Au moment où nous faisions ce déplacement aux États-Unis, les agences étaient directement touchées par l'expiration, le 1er juin 2015, du Patriot Act relatif à la collecte de métadonnées des citoyens américains et résidents. Dans ses directives concernant la réforme des services de renseignement, le Président Obama a formulé en décembre 2013 quarante-six recommandations, avec pour objectif d'offrir plus de transparence sur l'interception et la rétention des métadonnées. Cet objectif de transparence et de meilleur ciblage des contrôles opérés devait aussi selon ces directives être étendue aux personnes non américaines. Au moment de notre mission, deux projets de lois concurrents avaient été introduits au Congrès. L'un prolongeait tel quel le dispositif actuel du Patriot Act. L'autre, le USA Freedom Act, présenté le 28 avril avec le soutien de l'administration, proposait une réforme des pratiques dans le prolongement des engagements pris par le Président Obama, avec la fin de la collecte de masse par l'administration et l'obligation pour les agences de renseignement de cibler davantage leurs demandes d'accès aux données. Depuis notre déplacement, c'est finalement ce second projet de loi qui a été adopté, et cela, sans surprise, car dans l'ensemble, nos interlocuteurs américains s'étaient sont montrés confiants sur le passage d'une loi d'ici le 1er juin, compte tenu du risque d'absence de base juridique auquel les services de renseignement américains seraient confrontés dans le cas contraire.
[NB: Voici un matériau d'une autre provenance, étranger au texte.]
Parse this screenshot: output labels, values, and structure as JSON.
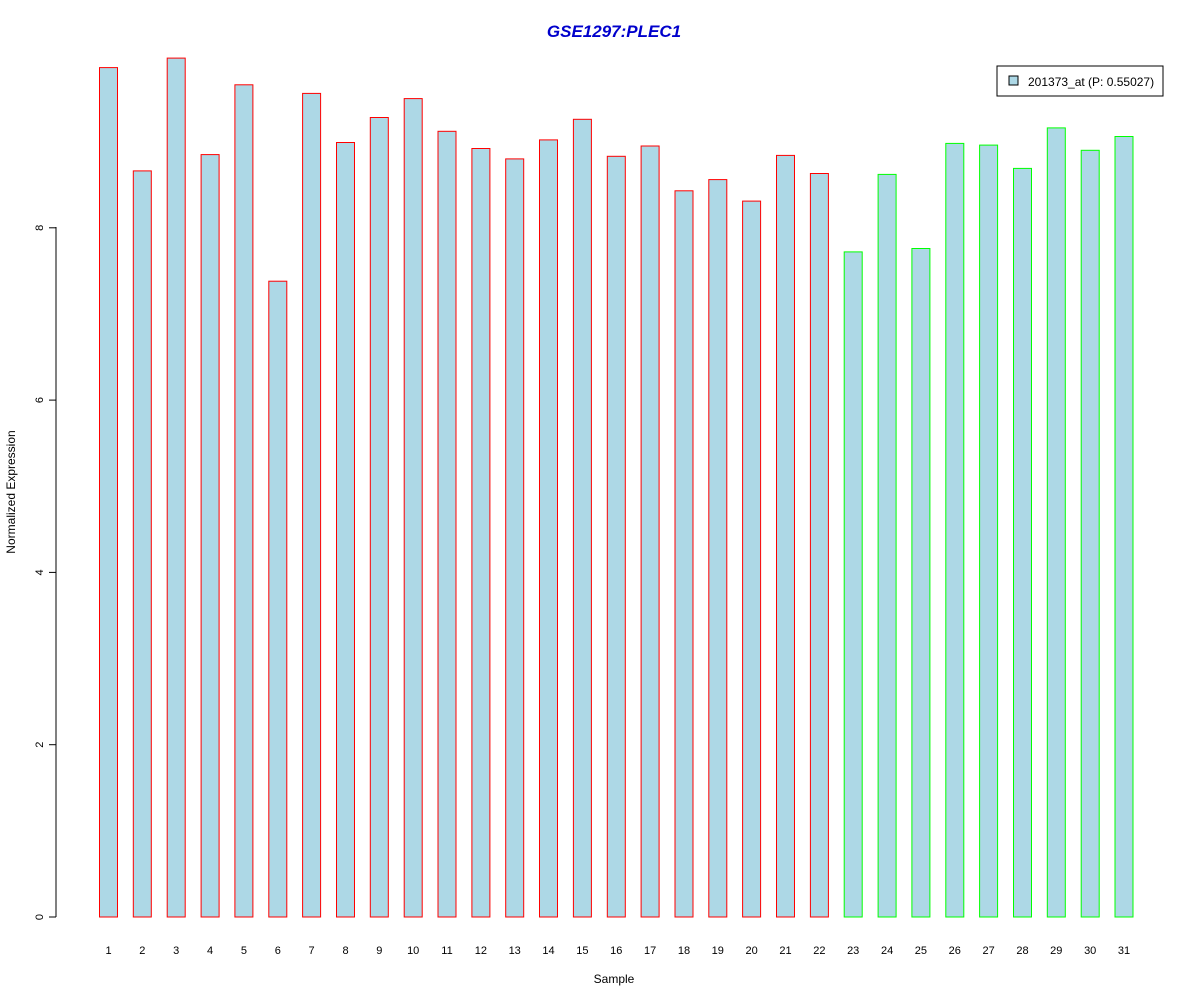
{
  "chart_data": {
    "type": "bar",
    "title": "GSE1297:PLEC1",
    "xlabel": "Sample",
    "ylabel": "Normalized Expression",
    "categories": [
      "1",
      "2",
      "3",
      "4",
      "5",
      "6",
      "7",
      "8",
      "9",
      "10",
      "11",
      "12",
      "13",
      "14",
      "15",
      "16",
      "17",
      "18",
      "19",
      "20",
      "21",
      "22",
      "23",
      "24",
      "25",
      "26",
      "27",
      "28",
      "29",
      "30",
      "31"
    ],
    "series": [
      {
        "name": "201373_at (P: 0.55027)",
        "values": [
          9.86,
          8.66,
          9.97,
          8.85,
          9.66,
          7.38,
          9.56,
          8.99,
          9.28,
          9.5,
          9.12,
          8.92,
          8.8,
          9.02,
          9.26,
          8.83,
          8.95,
          8.43,
          8.56,
          8.31,
          8.84,
          8.63,
          7.72,
          8.62,
          7.76,
          8.98,
          8.96,
          8.69,
          9.16,
          8.9,
          9.06
        ]
      }
    ],
    "bar_fill": "#add8e6",
    "outline_colors": [
      "#ff0000",
      "#ff0000",
      "#ff0000",
      "#ff0000",
      "#ff0000",
      "#ff0000",
      "#ff0000",
      "#ff0000",
      "#ff0000",
      "#ff0000",
      "#ff0000",
      "#ff0000",
      "#ff0000",
      "#ff0000",
      "#ff0000",
      "#ff0000",
      "#ff0000",
      "#ff0000",
      "#ff0000",
      "#ff0000",
      "#ff0000",
      "#ff0000",
      "#00ff00",
      "#00ff00",
      "#00ff00",
      "#00ff00",
      "#00ff00",
      "#00ff00",
      "#00ff00",
      "#00ff00",
      "#00ff00"
    ],
    "title_color": "#0000cc",
    "yticks": [
      "0",
      "2",
      "4",
      "6",
      "8"
    ],
    "ylim": [
      0,
      9.97
    ],
    "legend_position": "top-right",
    "grid": false
  }
}
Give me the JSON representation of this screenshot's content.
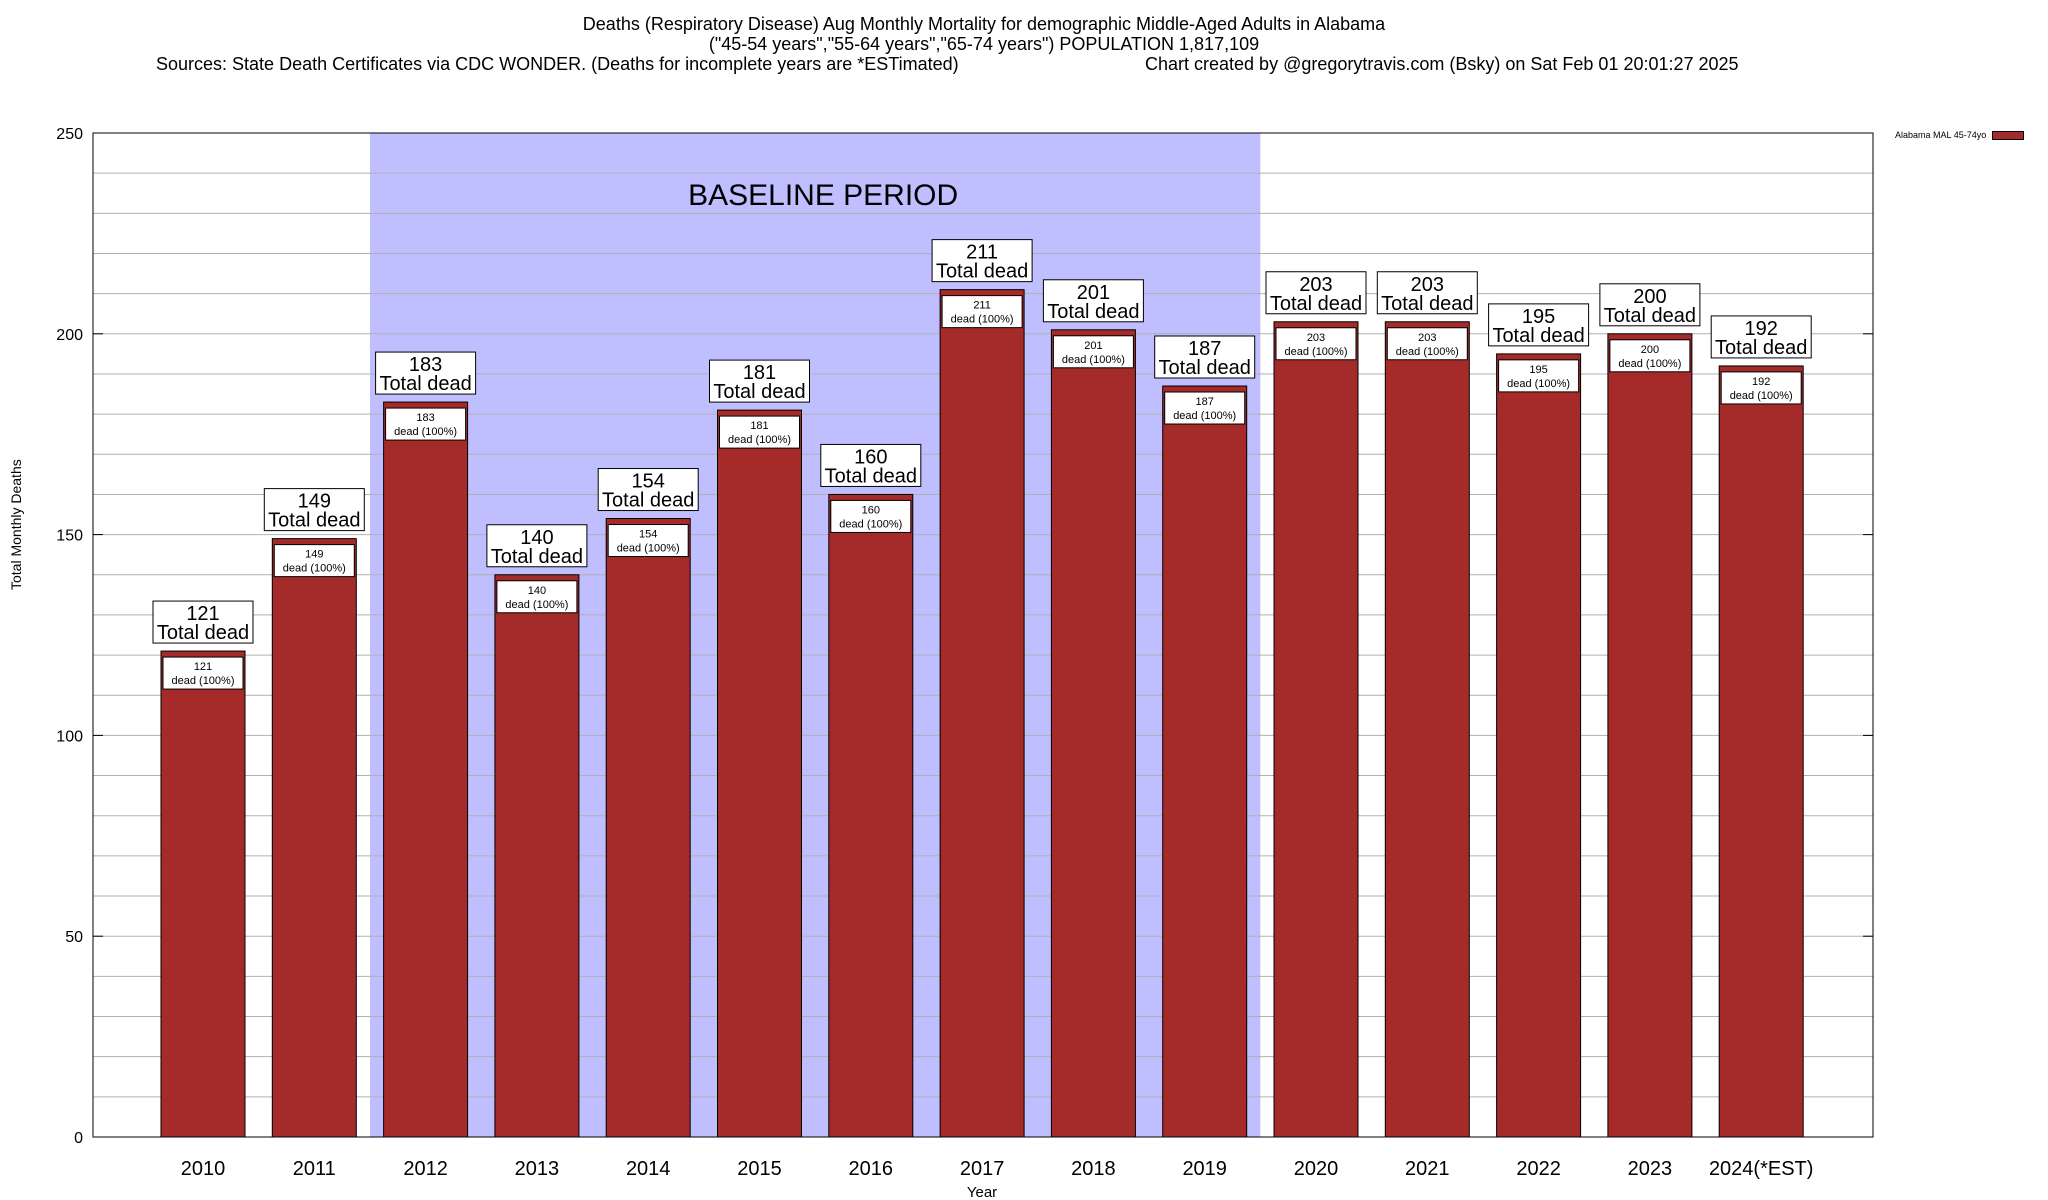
{
  "title": {
    "line1": "Deaths (Respiratory Disease) Aug Monthly Mortality for demographic Middle-Aged Adults in Alabama",
    "line2": "(\"45-54 years\",\"55-64 years\",\"65-74 years\") POPULATION 1,817,109",
    "line3_source": "Sources: State Death Certificates via CDC WONDER. (Deaths for incomplete years are *ESTimated)",
    "line3_credit": "Chart created by @gregorytravis.com (Bsky) on Sat Feb 01 20:01:27 2025"
  },
  "chart_data": {
    "type": "bar",
    "categories": [
      "2010",
      "2011",
      "2012",
      "2013",
      "2014",
      "2015",
      "2016",
      "2017",
      "2018",
      "2019",
      "2020",
      "2021",
      "2022",
      "2023",
      "2024(*EST)"
    ],
    "series": [
      {
        "name": "Alabama MAL 45-74yo",
        "values": [
          121,
          149,
          183,
          140,
          154,
          181,
          160,
          211,
          201,
          187,
          203,
          203,
          195,
          200,
          192
        ],
        "color": "#a52a2a"
      }
    ],
    "top_label_suffix": "Total dead",
    "inner_label_suffix": "dead (100%)",
    "xlabel": "Year",
    "ylabel": "Total Monthly Deaths",
    "ylim": [
      0,
      250
    ],
    "yticks": [
      0,
      50,
      100,
      150,
      200,
      250
    ],
    "baseline": {
      "label": "BASELINE PERIOD",
      "from": "2012",
      "to": "2019",
      "color": "#bfbfff"
    },
    "grid": true,
    "legend_position": "top-right"
  }
}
Il faut relativiser les changements qu'entraînera la mise en oeuvre de cette législation. Le texte qui serait adopté ne modifierait pas fondamentalement les pratiques des agences de renseignement. Le stockage des métadonnées par les opérateurs téléphoniques plutôt que par le gouvernement n'empêchera pas les services de renseignement d'y accéder, et les grands opérateurs de l'internet devraient rester peu concernés par ce texte dans la gestion des données recueillies sur le réseau.

Cette volonté d'un plus grand contrôle sur les activités des services de renseignement pourrait également avoir des répercussions sur le droit de la protection des données personnelles des Européens et un nouveau droit de recours pour les citoyens non-européens pourrait être mis en place.

En effet, une autre réforme concerne plus précisément les citoyens non-américains et semble faire l'objet d'une réflexion très actuelle. En juin 2014, l'Attorney General, Eric Holder, avait promis qu'un projet serait présenté permettant dans une certaine mesures un accès pour les citoyens n'étant ni américains, ni résidents des États-Unis, à des recours judiciaires contre l'usage fait par les autorités américaines de leurs données personnelles. Cette promesse s'est traduite par un projet de loi introduit mi-avril à la Chambre par le Représentant Sensenbrenner, le Judicial Redress Act.

Les collaborateurs du Représentant Sensenbrenner, que nous avons rencontrés, nous ont indiqué qu'aucun calendrier pour les discussions et le vote du projet n'était prévu à ce stade, les efforts de pédagogie en direction des élus n'en étant qu'à leurs débuts. Les élus américains devraient in fine comprendre l'intérêt commercial indirect de l'adoption de cette loi. Les interlocuteurs au Département de la Justice se montrent confiants pour ces mêmes raisons : « il y a eu beaucoup de lobbying des entreprises, y compris européennes, au Congrès en faveur de ce texte ». Google nous a confirmé cette volonté de faire pression sur les parlementaires américains pour faire adopter le Judicial Redress Act. Apple nous a indiqué que l'entreprise était prête à « rendre les clés » aux propriétaires de données personnelles, et ne souhaitait pas être l'interface entre les agences fédérales de renseignement et les clients.